Though Glass and Le Mary Celeste have smaller Twitter audiences, they’re growing at a steady pace. “We’ve noticed any time we’ve written a tweet, we get two more followers,” Hajianpour said. “And if we put somebody’s handle on there, then their followers start following us. It’s very geometric; it’s not one-to-one, it’s two to four, to eight.”

With Glass, Hajianpour focuses on publicizing nightly events via Facebook, aiming to establish an overarching concept at the same time. The bar’s cover photo is a psychedelic-patterned schedule for the week, and DJ sets or musicians are announced with corresponding images. Posts are in both English and French, making rock n’ roll nights accessible to an international clientele.

“We want people to keep Glass in mind,” Hajianpour said. “[We want] to make sure people are aware of what we’re going for at the bar, kind of gently beat it into their heads.”

At Mary Celeste, the attention is on the menu and the cocktails. Tweets on tête de cochon and asparagus meet Facebook posts on milk punch and bloody mary. The restaurant opened in December, and it now has a few thousand Facebook likes.

“We use social media to make sure that people know this is a cocktail bar, it’s a place to share great food with friends, it’s all these elements together,” Hajianpour elaborated.

Perhaps these tactics wouldn’t be out of place on the New York bar scene, but this trio is setting a trend for high-quality Parisian locales. Each one makes their ambiance clear online through original content, while their overall purpose is to instigate a shared experience. Hajianpour responds to all tweets and recognizes any mentions in the press, of which there are many.

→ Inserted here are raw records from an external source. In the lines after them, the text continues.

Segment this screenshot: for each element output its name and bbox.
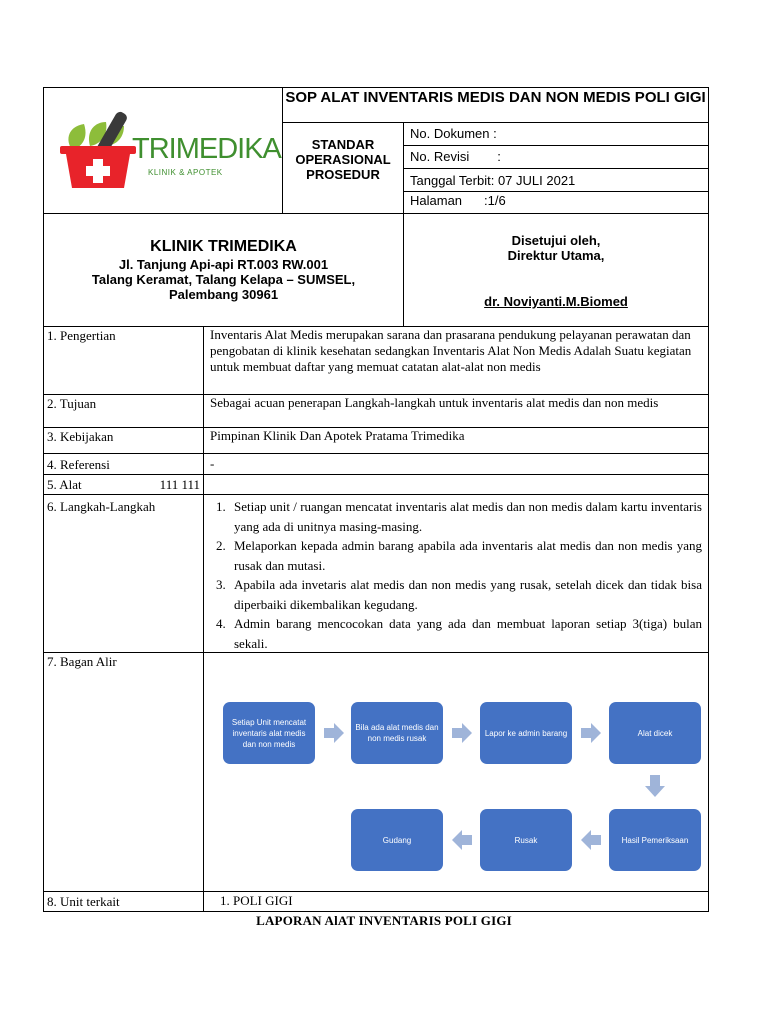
sop-type-label: STANDAR OPERASIONAL PROSEDUR [282,122,404,214]
logo-brand: TRIMEDIKA [132,133,281,165]
flow-box-dicek: Alat dicek [609,702,701,764]
clinic-address-2: Talang Keramat, Talang Kelapa – SUMSEL, [91,272,356,287]
logo-cell [43,87,283,214]
approval-signatory: dr. Noviyanti.M.Biomed [484,294,628,309]
label-pengertian: 1. Pengertian [43,326,204,395]
clinic-info [43,213,404,327]
label-alat: 5. Alat 111 111 [43,474,204,495]
clinic-address-1: Jl. Tanjung Api-api RT.003 RW.001 [118,257,329,272]
steps-list [210,497,702,653]
value-pengertian: Inventaris Alat Medis merupakan sarana dan prasarana pendukung pelayanan perawatan dan pengobatan di klinik kesehatan sedangkan Inventaris Alat Non Medis Adalah Suatu kegiatan untuk membuat daftar yang memuat catatan alat-alat non medis [203,326,709,395]
flow-box-rusak: Rusak [480,809,572,871]
step-item: 3. Apabila ada invetaris alat medis dan non medis yang rusak, setelah dicek dan tidak bisa diperbaiki dikembalikan kegudang. [216,577,702,612]
flow-box-hasil: Hasil Pemeriksaan [609,809,701,871]
arrow-left-icon [452,830,472,850]
flow-box-lapor: Lapor ke admin barang [480,702,572,764]
label-kebijakan: 3. Kebijakan [43,427,204,454]
approval-line-2: Direktur Utama, [507,248,605,263]
flow-box-gudang: Gudang [351,809,443,871]
label-unit-terkait: 8. Unit terkait [43,891,204,912]
label-referensi: 4. Referensi [43,453,204,475]
arrow-left-icon [581,830,601,850]
alat-extra: 111 111 [159,477,200,492]
value-alat [203,474,709,495]
value-referensi: - [203,453,709,475]
document-title: SOP ALAT INVENTARIS MEDIS DAN NON MEDIS POLI GIGI [282,87,709,123]
value-unit-terkait: 1. POLI GIGI [203,891,709,912]
logo-tagline: KLINIK & APOTEK [148,168,223,177]
value-langkah [203,494,709,653]
label-bagan-alir: 7. Bagan Alir [43,652,204,892]
value-tujuan: Sebagai acuan penerapan Langkah-langkah untuk inventaris alat medis dan non medis [203,394,709,428]
clinic-address-3: Palembang 30961 [168,287,279,302]
meta-tanggal-terbit: Tanggal Terbit: 07 JULI 2021 [403,168,709,192]
approval-block [403,213,709,327]
arrow-right-icon [452,723,472,743]
arrow-right-icon [324,723,344,743]
report-title: LAPORAN AlAT INVENTARIS POLI GIGI [256,913,512,928]
value-bagan-alir [203,652,709,892]
step-item: 4. Admin barang mencocokan data yang ada dan membuat laporan setiap 3(tiga) bulan sekali. [216,616,702,651]
arrow-down-icon [645,775,665,797]
value-kebijakan: Pimpinan Klinik Dan Apotek Pratama Trimedika [203,427,709,454]
meta-halaman: Halaman :1/6 [403,191,709,214]
approval-line-1: Disetujui oleh, [511,233,601,248]
label-langkah: 6. Langkah-Langkah [43,494,204,653]
flow-box-rusak-report: Bila ada alat medis dan non medis rusak [351,702,443,764]
arrow-right-icon [581,723,601,743]
step-item: 1. Setiap unit / ruangan mencatat inventaris alat medis dan non medis dalam kartu inventaris yang ada di unitnya masing-masing. [216,499,702,534]
meta-no-dokumen: No. Dokumen : [403,122,709,146]
flow-box-catat: Setiap Unit mencatat inventaris alat medis dan non medis [223,702,315,764]
step-item: 2. Melaporkan kepada admin barang apabila ada inventaris alat medis dan non medis yang rusak dan mutasi. [216,538,702,573]
flowchart [204,653,708,891]
meta-no-revisi: No. Revisi : [403,145,709,169]
label-tujuan: 2. Tujuan [43,394,204,428]
clinic-name: KLINIK TRIMEDIKA [150,238,297,255]
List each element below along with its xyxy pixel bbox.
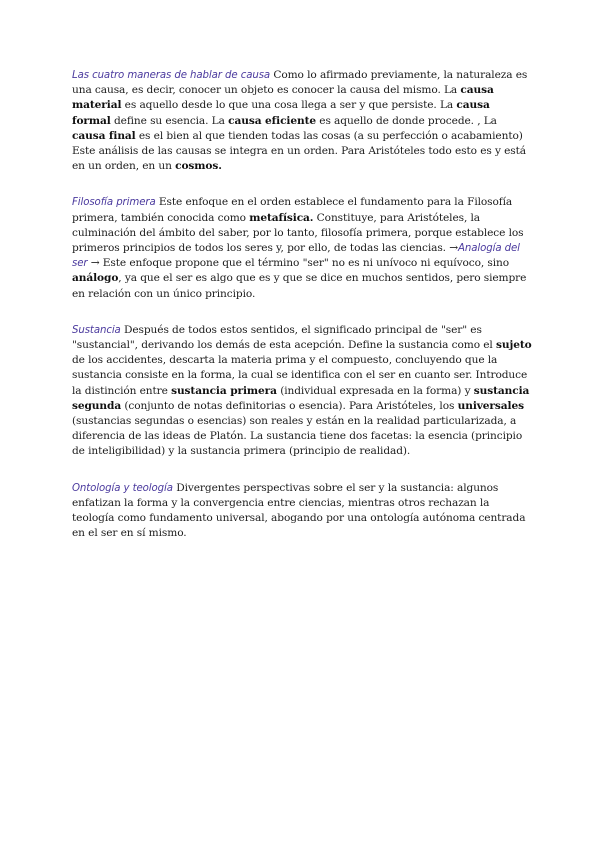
bold-term: sustancia primera	[171, 384, 277, 397]
section-ontology-theology	[72, 481, 532, 542]
body-text: Este análisis de las causas se integra en un orden. Para Aristóteles todo esto es y está en un orden, en un	[72, 145, 526, 173]
body-text: , ya que el ser es algo que es y que se dice en muchos sentidos, pero siempre en relación con un único principio.	[72, 272, 527, 300]
section-ontology-theology-body	[72, 481, 532, 542]
document-page	[72, 68, 532, 562]
bold-term: causa formal	[72, 99, 490, 127]
section-substance-body	[72, 323, 532, 460]
bold-term: causa eficiente	[228, 114, 317, 127]
section-causes-order	[72, 144, 532, 174]
section-causes	[72, 68, 532, 174]
section-term: Las cuatro maneras de hablar de causa	[72, 70, 271, 81]
analogia-del-ser-link[interactable]: Analogía del ser	[72, 243, 520, 270]
body-text: Este enfoque propone que el término "ser" no es ni unívoco ni equívoco, sino	[102, 257, 510, 270]
bold-term: cosmos.	[175, 160, 222, 173]
arrow-icon: →	[449, 242, 458, 255]
bold-term: sustancia segunda	[72, 384, 530, 412]
body-text: Como lo afirmado previamente, la naturaleza es una causa, es decir, conocer un objeto es conocer la causa del mismo. La	[72, 69, 528, 97]
body-text: (individual expresada en la forma) y	[276, 384, 474, 397]
body-text: define su esencia. La	[110, 114, 229, 127]
section-term: Ontología y teología	[72, 482, 173, 494]
body-text: es aquello de donde procede. , La	[316, 114, 497, 127]
section-substance	[72, 323, 532, 460]
section-term: Filosofía primera	[72, 197, 156, 209]
body-text: es aquello desde lo que una cosa llega a ser y que persiste. La	[121, 99, 457, 112]
body-text: es el bien al que tienden todas las cosas (a su perfección o acabamiento)	[135, 129, 523, 142]
section-causes-body	[72, 68, 532, 144]
bold-term: universales	[457, 399, 524, 412]
body-text: de los accidentes, descarta la materia prima y el compuesto, concluyendo que la sustancia consiste en la forma, la cual se identifica con el ser en cuanto ser. Introduce la distinción entre	[72, 354, 528, 397]
bold-term: metafísica.	[249, 211, 314, 224]
section-first-philosophy-body	[72, 195, 532, 301]
arrow-icon: →	[87, 257, 103, 270]
body-text: (sustancias segundas o esencias) son reales y están en la realidad particularizada, a diferencia de las ideas de Platón. La sustancia tiene dos facetas: la esencia (principio de inteligibilidad) y la sustancia primera (principio de realidad).	[72, 415, 523, 458]
body-text: Este enfoque en el orden establece el fundamento para la Filosofía primera, también conocida como	[72, 196, 513, 224]
body-text: Divergentes perspectivas sobre el ser y la sustancia: algunos enfatizan la forma y la convergencia entre ciencias, mientras otros rechazan la teología como fundamento universal, abogando por una ontología autónoma centrada en el ser en sí mismo.	[72, 481, 526, 540]
bold-term: sujeto	[496, 339, 532, 352]
body-text: (conjunto de notas definitorias o esencia). Para Aristóteles, los	[121, 399, 458, 412]
bold-term: análogo	[72, 272, 119, 285]
section-first-philosophy	[72, 195, 532, 301]
bold-term: causa final	[72, 129, 136, 142]
section-term: Sustancia	[72, 324, 121, 336]
body-text: Constituye, para Aristóteles, la culminación del ámbito del saber, por lo tanto, filosofía primera, porque establece los primeros principios de todos los seres y, por ello, de todas las ciencias.	[72, 211, 524, 255]
body-text: Después de todos estos sentidos, el significado principal de "ser" es "sustancial", derivando los demás de esta acepción. Define la sustancia como el	[72, 323, 496, 352]
bold-term: causa material	[72, 84, 494, 112]
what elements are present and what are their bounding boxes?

“[We do] the social media thing because we don’t want to feel disconnected from the people who come into the bars, or the restaurant,” Hajianpour said. “If we didn’t have that [online] presence, and people weren’t able to throw a shout out or something and get a response, then we’re missing the point of why we’re in this in the first place. For us, it just makes sense to be involved.”

Glass will soon have a Tumblr, and Hajianpour says all the bars will keep pace with whatever digital developments his customers want.

“We’re not marketing a brand,” he added. “We just want to hang out with people and have a nice time, and have people enjoy themselves when they’re with us. So whatever can aid that and whatever people appreciate, we’ll be there.”

There are still no “come in” signs on the door, but anyone searching for these bars online will find an immediate welcome.